Guoliang Xing is a Professor and Director of the AIoT Lab at the Chinese University of Hong Kong (CUHK). His research spans embedded AI, AI for health, autonomous driving and cyber-physical systems. Highlights of his work include leading the development and field deployment of large-scale systems for roadside infrastructure–assisted autonomous driving, early clinical diagnosis and treatment of Alzheimer’s disease, and real-time volcano monitoring. His work has received seven Best Paper Awards, five Best Demo/Poster/Artifact Awards and seven Best Paper Finalist distinctions at top-tier international conferences.

Xing serves as an Associate Editor for ACM Transactions on Computing for Healthcare and ACM Transactions on Sensor Networks, and has served as general or program co-chair for multiple ACM conferences. He was recently named an ACM Fellow for contributions to embedded AI and mobile computing systems.
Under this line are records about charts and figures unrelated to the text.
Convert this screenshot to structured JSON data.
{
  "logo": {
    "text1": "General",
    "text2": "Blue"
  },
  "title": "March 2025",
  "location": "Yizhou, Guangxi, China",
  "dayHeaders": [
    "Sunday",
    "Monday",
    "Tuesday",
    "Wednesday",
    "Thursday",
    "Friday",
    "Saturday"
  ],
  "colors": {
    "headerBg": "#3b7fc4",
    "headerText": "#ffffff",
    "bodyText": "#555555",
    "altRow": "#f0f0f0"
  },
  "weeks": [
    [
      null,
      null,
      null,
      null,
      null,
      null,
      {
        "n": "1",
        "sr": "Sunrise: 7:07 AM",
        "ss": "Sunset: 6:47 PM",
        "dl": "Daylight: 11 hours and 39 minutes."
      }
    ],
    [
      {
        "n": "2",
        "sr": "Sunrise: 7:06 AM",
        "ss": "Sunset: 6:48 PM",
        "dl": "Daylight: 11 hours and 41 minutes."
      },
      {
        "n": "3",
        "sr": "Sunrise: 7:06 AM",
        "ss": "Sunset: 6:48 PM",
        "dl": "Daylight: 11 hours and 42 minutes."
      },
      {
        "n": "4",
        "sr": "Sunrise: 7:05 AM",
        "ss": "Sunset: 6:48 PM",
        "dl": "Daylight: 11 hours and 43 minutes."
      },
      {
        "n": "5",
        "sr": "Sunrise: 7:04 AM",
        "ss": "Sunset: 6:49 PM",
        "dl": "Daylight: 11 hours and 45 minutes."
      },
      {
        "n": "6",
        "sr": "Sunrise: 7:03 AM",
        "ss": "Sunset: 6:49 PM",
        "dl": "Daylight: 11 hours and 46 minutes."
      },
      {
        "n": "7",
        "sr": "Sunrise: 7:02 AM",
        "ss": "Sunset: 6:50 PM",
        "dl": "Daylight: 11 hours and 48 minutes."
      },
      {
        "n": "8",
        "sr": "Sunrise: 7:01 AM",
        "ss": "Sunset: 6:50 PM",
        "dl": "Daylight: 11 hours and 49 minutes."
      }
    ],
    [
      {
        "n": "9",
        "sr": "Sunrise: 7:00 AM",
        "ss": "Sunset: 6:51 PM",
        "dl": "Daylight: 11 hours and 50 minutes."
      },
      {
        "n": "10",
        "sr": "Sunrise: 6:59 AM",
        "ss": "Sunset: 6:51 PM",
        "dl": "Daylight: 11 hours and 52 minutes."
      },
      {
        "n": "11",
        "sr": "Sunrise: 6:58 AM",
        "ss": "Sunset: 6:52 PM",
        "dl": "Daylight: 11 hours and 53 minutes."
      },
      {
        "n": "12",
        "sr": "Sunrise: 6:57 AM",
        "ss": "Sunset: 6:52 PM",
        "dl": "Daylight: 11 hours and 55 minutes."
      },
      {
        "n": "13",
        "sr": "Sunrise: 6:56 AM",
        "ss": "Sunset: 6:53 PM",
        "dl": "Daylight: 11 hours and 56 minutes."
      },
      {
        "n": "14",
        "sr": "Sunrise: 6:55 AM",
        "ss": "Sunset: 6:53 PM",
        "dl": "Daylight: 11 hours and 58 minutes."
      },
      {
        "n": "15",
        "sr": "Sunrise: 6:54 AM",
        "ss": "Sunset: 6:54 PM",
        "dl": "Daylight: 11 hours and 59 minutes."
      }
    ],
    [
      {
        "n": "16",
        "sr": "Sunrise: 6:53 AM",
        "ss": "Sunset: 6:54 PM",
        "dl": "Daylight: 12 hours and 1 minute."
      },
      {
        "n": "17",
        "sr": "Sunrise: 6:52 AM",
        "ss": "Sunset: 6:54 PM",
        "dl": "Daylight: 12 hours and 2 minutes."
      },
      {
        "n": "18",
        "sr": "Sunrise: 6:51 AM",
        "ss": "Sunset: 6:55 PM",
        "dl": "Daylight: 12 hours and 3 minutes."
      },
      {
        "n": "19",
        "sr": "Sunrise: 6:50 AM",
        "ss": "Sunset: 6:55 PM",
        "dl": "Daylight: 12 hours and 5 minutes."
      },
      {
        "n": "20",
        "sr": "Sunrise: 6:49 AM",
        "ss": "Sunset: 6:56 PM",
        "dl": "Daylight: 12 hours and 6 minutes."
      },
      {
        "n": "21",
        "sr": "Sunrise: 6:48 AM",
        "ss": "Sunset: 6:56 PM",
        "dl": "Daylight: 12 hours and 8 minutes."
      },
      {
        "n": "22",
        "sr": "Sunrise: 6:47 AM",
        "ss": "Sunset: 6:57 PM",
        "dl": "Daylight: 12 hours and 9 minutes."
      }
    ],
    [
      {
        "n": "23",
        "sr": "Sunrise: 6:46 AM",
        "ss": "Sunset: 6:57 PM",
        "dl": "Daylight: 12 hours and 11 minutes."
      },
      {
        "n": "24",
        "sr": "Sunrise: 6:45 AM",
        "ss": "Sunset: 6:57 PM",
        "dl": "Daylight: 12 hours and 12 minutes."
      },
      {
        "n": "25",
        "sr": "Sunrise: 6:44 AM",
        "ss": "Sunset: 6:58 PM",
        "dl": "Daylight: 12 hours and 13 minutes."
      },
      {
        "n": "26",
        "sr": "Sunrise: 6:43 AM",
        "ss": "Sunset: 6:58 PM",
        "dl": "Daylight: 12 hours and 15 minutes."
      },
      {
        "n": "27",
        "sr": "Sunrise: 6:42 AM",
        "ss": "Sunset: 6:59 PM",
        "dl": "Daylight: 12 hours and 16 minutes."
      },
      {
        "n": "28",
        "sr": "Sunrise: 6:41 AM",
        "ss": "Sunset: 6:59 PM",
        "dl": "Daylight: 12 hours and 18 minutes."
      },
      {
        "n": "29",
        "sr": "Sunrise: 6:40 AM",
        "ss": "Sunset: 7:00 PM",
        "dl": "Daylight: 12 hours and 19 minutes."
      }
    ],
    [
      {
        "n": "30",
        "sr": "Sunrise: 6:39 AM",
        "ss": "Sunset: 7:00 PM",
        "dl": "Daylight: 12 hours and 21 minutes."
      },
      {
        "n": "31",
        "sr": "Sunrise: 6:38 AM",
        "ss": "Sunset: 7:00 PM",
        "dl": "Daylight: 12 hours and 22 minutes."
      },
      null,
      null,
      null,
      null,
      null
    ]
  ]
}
Read Xing’s interview here.

ACM ByteCast: Cecilia Aragon

In this episode of ACM ByteCast, Bruke Kifle hosts ACM Distinguished Member Cecilia Aragon, Professor in the Department of Human Centered Design and Engineering and Director of the Human-Centered Data Science Lab at the University of Washington (UW). She is the co-inventor (with Raimund Seidel) of the treap data structure, a binary search tree in which each node has both a key and a priority. She is also known for her work in data-intensive science and visual analytics of very large data sets, for which she received the Presidential Early Career Award for Scientists and Engineers (PECASE) in 2008. She is a co-founder of Latinas in Computing.

Here, Aragon shares her journey into computing, starting as a math major at Caltech with a love of the Lisp programming language, to vital work innovating data structures, visual analytics tools for astronomy (Sunfall), and augmented reality systems for aviation. She highlights the importance of making data science more human-centered and inclusive practices in design, talks about Viata, a startup she co-founded with her son, applying visualisation research from her lab to help people solve everyday travel planning challenges, and more.

ICAIF, 15—18 November

ACM International Conference on AI in Finance is a peer-reviewed scholarly conference that brings together researchers from academia, government, and industry to share challenges, advances, and insights on the impact of artificial intelligence and machine learning in finance. Workshops include “AI and Data Science for Digital Finance” “LLMs and Generative AI for Finance,” “Explainable AI in Finance: Achieving Trustworthy Financial Decision-Making,” “AI for Resilient & Responsible DeFi Dynamics,” “AI for Financial Fraud Detection & Prevention” and more. The event will be held in Singapore.